Benny Lubiantara juga menegaskan, “Potensi migas Indonesia terbesar berada di laut dalam.” Berdsarkan data SKK Migas pada semester-I 2023, sebanyak 11 sumur eksplorasi sudah ditajak, dari jumlah tersebut sebanyak enam sumur menghasilkan penemuan dengan total sumber daya sekitar 216 MMBOE.

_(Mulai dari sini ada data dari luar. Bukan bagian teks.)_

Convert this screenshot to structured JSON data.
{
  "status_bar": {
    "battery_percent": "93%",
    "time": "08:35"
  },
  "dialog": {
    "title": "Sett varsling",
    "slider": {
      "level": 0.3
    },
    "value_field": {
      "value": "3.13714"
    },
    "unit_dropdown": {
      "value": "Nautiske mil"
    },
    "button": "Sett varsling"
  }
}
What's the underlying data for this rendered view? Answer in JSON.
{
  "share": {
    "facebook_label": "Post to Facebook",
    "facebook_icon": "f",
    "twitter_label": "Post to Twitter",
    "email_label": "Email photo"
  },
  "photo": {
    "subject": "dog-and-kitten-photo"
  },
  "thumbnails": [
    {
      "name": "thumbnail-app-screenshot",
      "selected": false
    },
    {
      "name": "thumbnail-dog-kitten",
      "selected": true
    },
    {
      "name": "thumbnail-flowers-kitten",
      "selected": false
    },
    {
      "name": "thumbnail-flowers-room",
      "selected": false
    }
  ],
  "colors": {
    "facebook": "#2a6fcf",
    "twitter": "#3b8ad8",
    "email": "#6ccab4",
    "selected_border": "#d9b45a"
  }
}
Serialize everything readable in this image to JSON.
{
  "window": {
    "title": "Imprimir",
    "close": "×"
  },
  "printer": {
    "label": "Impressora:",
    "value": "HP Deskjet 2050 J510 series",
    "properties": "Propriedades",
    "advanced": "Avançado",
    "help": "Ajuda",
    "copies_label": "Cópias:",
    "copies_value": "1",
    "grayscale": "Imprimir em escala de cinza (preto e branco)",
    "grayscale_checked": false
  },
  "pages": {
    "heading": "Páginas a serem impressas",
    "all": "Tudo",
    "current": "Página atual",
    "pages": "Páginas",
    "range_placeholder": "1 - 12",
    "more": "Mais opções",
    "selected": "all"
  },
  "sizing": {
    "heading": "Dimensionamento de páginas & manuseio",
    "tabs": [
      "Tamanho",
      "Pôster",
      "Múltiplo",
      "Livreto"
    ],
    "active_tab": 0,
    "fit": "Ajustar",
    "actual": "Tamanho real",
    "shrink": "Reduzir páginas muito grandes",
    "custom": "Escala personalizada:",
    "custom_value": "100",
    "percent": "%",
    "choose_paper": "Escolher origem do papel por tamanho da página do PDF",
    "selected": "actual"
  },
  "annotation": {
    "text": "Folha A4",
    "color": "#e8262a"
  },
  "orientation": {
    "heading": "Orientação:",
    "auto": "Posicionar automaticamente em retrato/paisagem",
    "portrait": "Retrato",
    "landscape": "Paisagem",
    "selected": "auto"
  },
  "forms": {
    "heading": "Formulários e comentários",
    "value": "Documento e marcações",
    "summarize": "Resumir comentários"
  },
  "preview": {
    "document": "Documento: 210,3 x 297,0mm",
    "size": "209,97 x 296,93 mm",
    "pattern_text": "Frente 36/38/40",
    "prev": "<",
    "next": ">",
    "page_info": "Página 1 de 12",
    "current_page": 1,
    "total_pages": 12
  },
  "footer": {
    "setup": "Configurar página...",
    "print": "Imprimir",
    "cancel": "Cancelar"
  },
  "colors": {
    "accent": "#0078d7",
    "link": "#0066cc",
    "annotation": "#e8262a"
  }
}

Sumur yang menghasilkan penemuan tersebut, yakni sumur NSO XLLL-1, sumur Re-Entry Rimbo-1, sumur SEM-1X, sumur Helios D-1X, sumur Adiwarna-1X, dan sumur Re-Entry Lofin-2.
SKK Migas menargetkan pengeboran sumur eksplorasi pada 2023 sebanyak 57 sumur atau meningkat 71 persen dibandingkan realisasi pengeboran sumur eksplorasi pada 2022 yang berjumlah 42 sumur.
Penemuan Migas
Menurut Cut Asmaul Husna TR dalam “Strategi Penguatan Pengelolaan Bersama Minyak dan Gas Bumi di Wilayah Laut” (2018) dengan mengutip Alquran Surah Al-Jasiyah, 45:12-13, Juz 25, yang maknanya: “Allah-lah yang menundukkan laut untukmu agar kapal-kapal dapat berlayar di atasnya dengan perintah-Nya, dan agar kamu dapat mencari sebagian karunia-Nya, dan agar kamu bersyukur. Dan Dia menundukkan apa yang ada di langit dan apa yang ada di bumi untukmu semuanya (sebagai rahmat) dari-Nya. Sungguh, dalam hal yang demikian itu benar benar terdapat tanda-tanda (kebesaran Allah) bagi orang-orang yang berpikir.”
Berdasarkan ayat ini manusia dituntun untuk berpikir agar mampu mengeksplorasi berbagai khazanah kekayaan sumber daya alam yang terpendam baik di udara, darat maupun di laut.”
Kekayaan sumber daya alam tersebut salah satunya adalah minyak bumi dan gas atau migas. Migas bagi umat manusia menjadi sumber energi primer di seluruh dunia dibandingkan dengan sumber energi lainnya seperti panas bumi, nuklir, hidroulik, energi surya, dan energi angin (energi non fosil).
Mengutip Cut Asmaul Husna, minyak bumi diperkirakan pertama kali ditemukan di Timur Tengah (Parsi/ Iran) sebagai rembesan yang muncul ke permukaan. Pada masa Nabi Nuh AS (3993-3043 SM) menggunakan minyak bumi yang merembes di permukaan untuk menambal perahunya agar tidak kemasukan air.
Dalam Ensiklopedia Britannica menarasikan migas pertama kali ditemukan pada 5000 tahun SM oleh bangsa Asyiria, Sumeria, dan Babylonia. Di tepi Sungai Euphrat migas digunakan sebagai peluru api dalam peperangan dan sebagai penambal anti air di kapal, tempat-tempat penampungan serta bangunan.
Seiring perkembangan zaman bangsa Persia dan Arab berhasil menemukan teknologi distilasi migas. Distilasi ini menghasilkan migas yang mudah terbakar. Semenjak itulah minyak digunakan sebagai bahan bakar.
Dalam “Esensi Pendirian Perusahaan Migas Negara: Redefinisi Peran dan Posisi Pertamina,” yang ditulis Tim ReforMiner Institute (2011) menuliskan, migas sebagai bahan bakar juga muncul pada zaman Harun Al Rasyid dengan nama “Naphta.” Naphta ditemukan di berbagai belahan dunia mulai dari Hit di Mesopotamia, Bavaria, Sisilia, Alsace dan Galcia di Eropa, Indonesia hingga Pennsylvania di Amerika Serikat.
Menurut Tim ReforMiner Institute, selama ribuan tahun kegiatan ekstraksi migas bersifat pasif, hanya sebatas mengambil rembesan Migas yang muncul di permukaan tanah. Baru pertengahan abad ke-19 di Galicia, Rumania dan beberapa daerah di Eropa Timur lainnya para petani mulai menggali sumur untuk mendapatkan Migas yang kemudian disuling menjadi minyak tanah (kerosin) untuk bahan bakar lampu.